– Ты уже не сердишься? – спросила Лиза.

– Нет, – ответил он. – Хочешь, я включу тебе газету?

Об этом можно было не спрашивать. Она радостно взвизгнула и захлопала в ладоши. Восторг у нее проявлялся непосредственно, как у ребенка. Вернулся муж, и муж не сердится, муж сейчас включит газету, и все будет хорошо, подумал Шабан. Ох, Лиза, Лиза, девочка моя…

Он включил газету и, когда посередине комнаты между потолком и полом повисли крупные желтые буквы, осторожно убрал стабилизацию. Для пробы сильно дунул – через секунду край текста начал загибаться назад, колыхаясь, как занавес. По давней привычке Шабан пробежал глазами первые строчки – так и есть, текст оказался праздничным приветствием Правительственного Совета. Цвет букв показался ему слишком ярким, и, поморщившись, он заменил его на темно-коричневый. Лиза радостно засмеялась, и тогда он кивнул: «Давай, малыш, можно». Она соскочила с кровати и, легко подбежав к газете, взмахнула руками снизу вверх, будто выпускала в небо птицу. Газета всколыхнулась, рассыпалась, и буквы разлетелись по комнате, ударяясь о стены, рикошетом отскакивая от пола. За границами силового поля они постепенно теряли форму и становились прозрачными, в конце концов исчезая насовсем. Лиза со смехом гонялась за разлетающимися буквами. Набрав пригоршню, она с жадным любопытством смотрела на ладонь и, когда буквы пропадали, растерянно оглядывалась по сторонам. Эта игра ей никогда не надоедала. Шабан знал, что она хитрит, на самом деле растерянностью тут и не пахнет, а вот сейчас она лукаво посмотрит на него и улыбнется… Хорошая все-таки у нее улыбка.

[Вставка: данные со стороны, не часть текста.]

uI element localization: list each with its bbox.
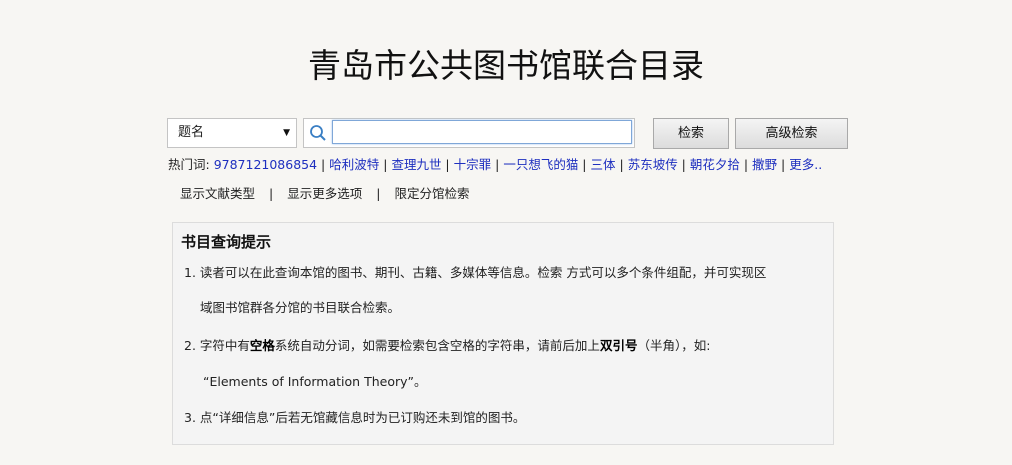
advanced-search-button[interactable]: 高级检索 xyxy=(735,118,848,149)
tip-item-1: 1. 读者可以在此查询本馆的图书、期刊、古籍、多媒体等信息。检索 方式可以多个条… xyxy=(184,265,767,280)
search-field-select[interactable]: 题名 ▼ xyxy=(167,118,297,148)
hot-words-label: 热门词: xyxy=(168,157,214,172)
tip-bold-quotes: 双引号 xyxy=(599,338,638,353)
show-doc-type-option[interactable]: 显示文献类型 xyxy=(180,186,255,201)
search-options: 显示文献类型 | 显示更多选项 | 限定分馆检索 xyxy=(180,186,470,201)
tip-bold-space: 空格 xyxy=(249,338,275,353)
hot-word-link[interactable]: 朝花夕拾 xyxy=(690,157,740,172)
page: 青岛市公共图书馆联合目录 题名 ▼ 检索 高级检索 热门词: 978712108… xyxy=(0,0,1012,465)
tip-item-2-example: “Elements of Information Theory”。 xyxy=(203,374,427,389)
search-input[interactable] xyxy=(332,120,632,144)
hot-word-link[interactable]: 撒野 xyxy=(752,157,777,172)
tips-title: 书目查询提示 xyxy=(181,233,272,251)
tip-item-3: 3. 点“详细信息”后若无馆藏信息时为已订购还未到馆的图书。 xyxy=(184,410,526,425)
limit-branch-option[interactable]: 限定分馆检索 xyxy=(394,186,469,201)
search-button[interactable]: 检索 xyxy=(653,118,729,149)
hot-word-link[interactable]: 哈利波特 xyxy=(329,157,379,172)
page-title: 青岛市公共图书馆联合目录 xyxy=(308,46,704,85)
hot-word-link[interactable]: 三体 xyxy=(591,157,616,172)
tip-item-2: 2. 字符中有空格系统自动分词，如需要检索包含空格的字符串，请前后加上双引号（半… xyxy=(184,338,711,353)
hot-word-link[interactable]: 查理九世 xyxy=(391,157,441,172)
search-field-selected: 题名 xyxy=(178,125,205,140)
hot-word-link[interactable]: 一只想飞的猫 xyxy=(503,157,578,172)
hot-word-link[interactable]: 苏东坡传 xyxy=(628,157,678,172)
hot-word-link[interactable]: 十宗罪 xyxy=(454,157,492,172)
search-icon xyxy=(310,125,326,141)
hot-words-more-link[interactable]: 更多.. xyxy=(789,157,822,172)
search-tips-panel: 书目查询提示 1. 读者可以在此查询本馆的图书、期刊、古籍、多媒体等信息。检索 … xyxy=(172,222,834,445)
chevron-down-icon: ▼ xyxy=(283,128,290,138)
tip-item-1-cont: 域图书馆群各分馆的书目联合检索。 xyxy=(200,300,401,315)
show-more-options[interactable]: 显示更多选项 xyxy=(287,186,362,201)
hot-words: 热门词: 9787121086854 | 哈利波特 | 查理九世 | 十宗罪 |… xyxy=(168,157,823,172)
search-box xyxy=(303,118,635,148)
hot-word-link[interactable]: 9787121086854 xyxy=(214,157,317,172)
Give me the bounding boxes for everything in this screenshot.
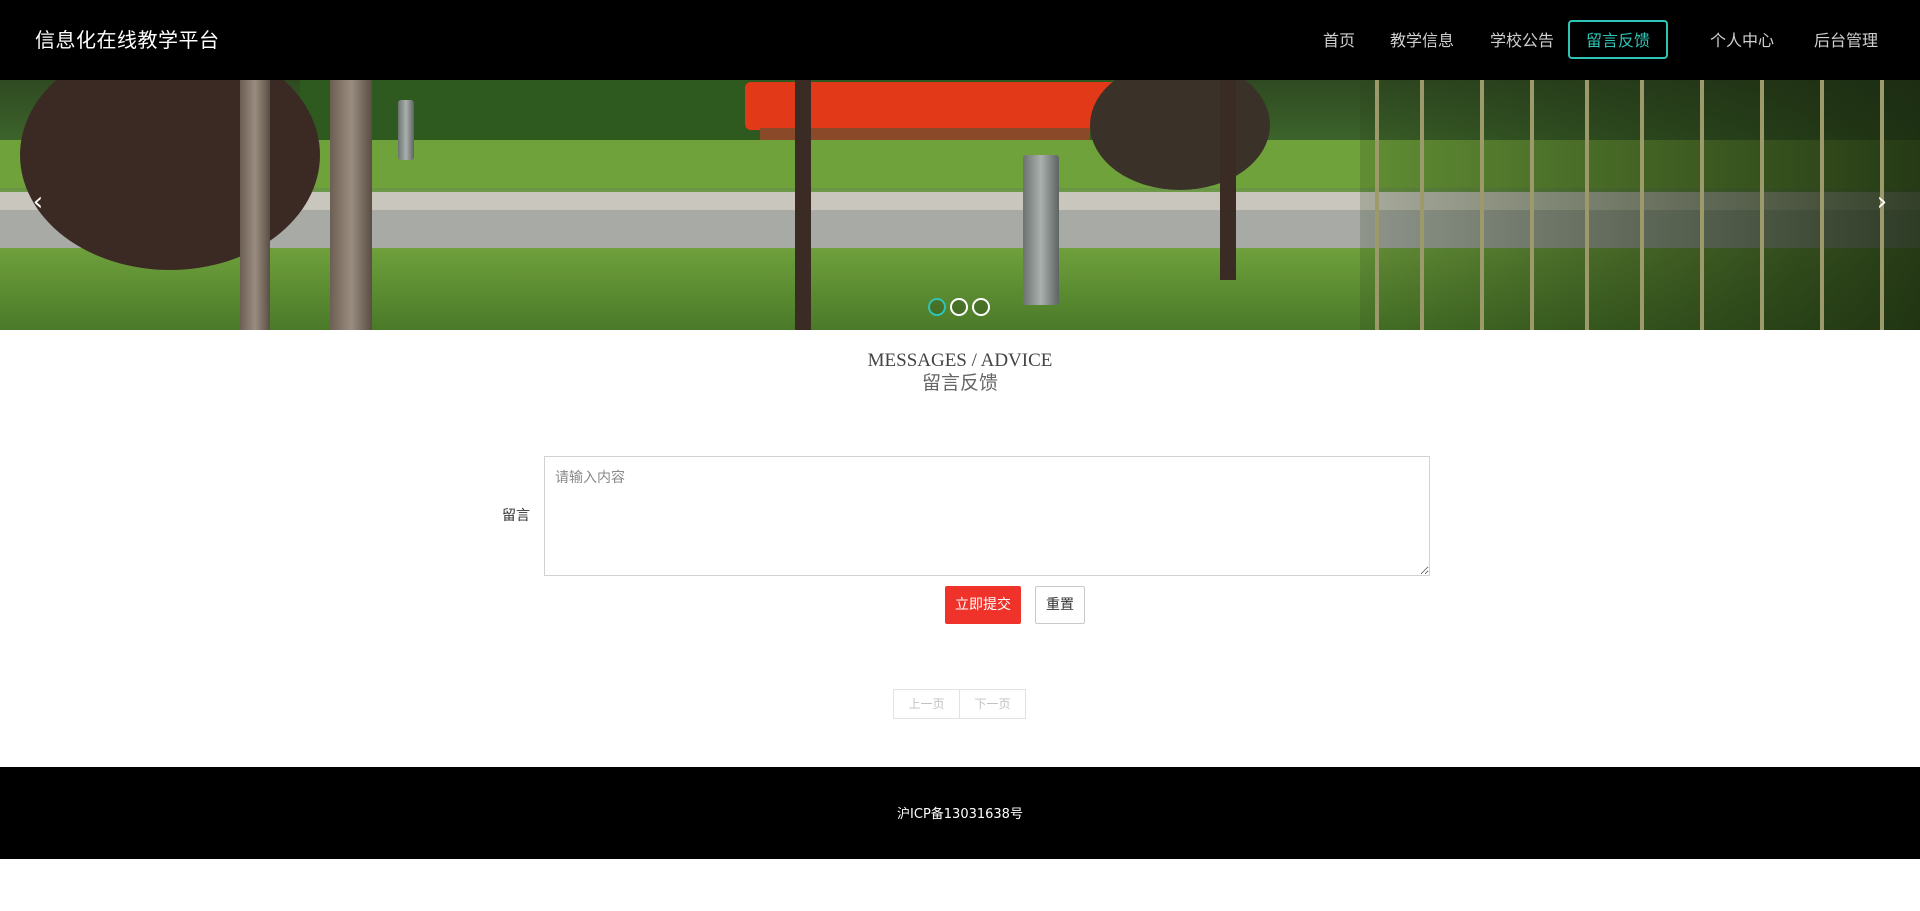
submit-button[interactable]: 立即提交 [945, 586, 1021, 624]
message-textarea[interactable] [544, 456, 1430, 576]
chevron-left-icon[interactable]: ‹ [26, 189, 50, 215]
nav-personal-center[interactable]: 个人中心 [1704, 20, 1780, 59]
section-title-en: MESSAGES / ADVICE [867, 350, 1053, 371]
message-label: 留言 [502, 508, 530, 524]
nav-home[interactable]: 首页 [1311, 20, 1367, 59]
section-title: MESSAGES / ADVICE 留言反馈 [0, 350, 1920, 396]
carousel-dot-1[interactable] [928, 298, 946, 316]
nav-feedback[interactable]: 留言反馈 [1568, 20, 1668, 59]
next-page-button[interactable]: 下一页 [959, 689, 1026, 719]
carousel-dot-2[interactable] [950, 298, 968, 316]
nav-admin[interactable]: 后台管理 [1808, 20, 1884, 59]
nav-school-notice[interactable]: 学校公告 [1484, 20, 1560, 59]
section-title-cn: 留言反馈 [921, 373, 998, 394]
chevron-right-icon[interactable]: › [1870, 189, 1894, 215]
prev-page-button[interactable]: 上一页 [893, 689, 960, 719]
carousel-dot-3[interactable] [972, 298, 990, 316]
nav-teaching-info[interactable]: 教学信息 [1384, 20, 1460, 59]
footer: 沪ICP备13031638号 [0, 767, 1920, 859]
reset-button[interactable]: 重置 [1035, 586, 1085, 624]
icp-record[interactable]: 沪ICP备13031638号 [0, 803, 1920, 822]
banner-carousel [0, 80, 1920, 330]
site-title[interactable]: 信息化在线教学平台 [35, 26, 220, 54]
top-navbar: 信息化在线教学平台 首页 教学信息 学校公告 留言反馈 个人中心 后台管理 [0, 0, 1920, 80]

Он закрыл глаза. Лиза, гоняющаяся по комнате за буквами, была привычна, но Лиза, поющая гимн, определенно не укладывалась в голове. А еще говорили, что ей никогда не удастся превзойти уровень двухлетнего ребенка, дескать, модель не человек, куда ей… Он поморщился, поймав себя на том, что назвал Лизу моделью. Жена. Женщина, лучше которой нет и не будет. А если и будет, то я этого не хочу, подумал он. А перспектива есть, особенно если Штуцер успел уже наболтать. Потом как ни кричи, что она мне жена, что она человек, а прикажут отдать – и отдашь, и лучше бы не знать о том, что они с ней сделают. Плохо, что я это знаю. Переговорить со Штуцером сегодня же, сейчас же, пока еще не поздно, а потом уже с Биртолли. Или наоборот? Лиза, Лиза… Сколько шишек сегодня набил и не думал, что последняя будет от тебя. А ты опять улыбаешься. Не спорь, я вижу. Ты всегда улыбаешься. Ты не умеешь плакать, они отняли у тебя даже это. Но это ничего, когда-нибудь я тебя научу, человек должен уметь плакать. Но все же лучше улыбайся, мне бывает хорошо, когда ты улыбаешься…

Когда в дверь ударили второй раз, не кулаком и не ногой, а чем-то тяжелым, Шабан уже пружинил на ногах сбоку от двери. Как скатился с кровати и, оттолкнув Лизу, метнулся к стене, он не почувствовал. Первое, самое ценное, мгновение было выиграно, и теперь он с удивлением увидел свою руку уже на рукояти пистолета, а кобура словно и всегда была расстегнута. Он почти развеселился: вот они, рефлексы, – но в дверь снова ударили, и тогда он медленно извлек пистолет. Снаружи били размеренно, упорно, и оттуда, заглушая уже порядком затихший праздничный шум, доносилось тяжелое злое сопение. Неужели Штуцер уже разболтал?

Лиза, не удержавшаяся на ногах, когда Шабан ее оттолкнул, поднималась с пола, все еще нерешительно улыбаясь. Она не понимала.

– Укройся там, – приказал Шабан, указывая рукой на спинку кровати. – И не высовывайся.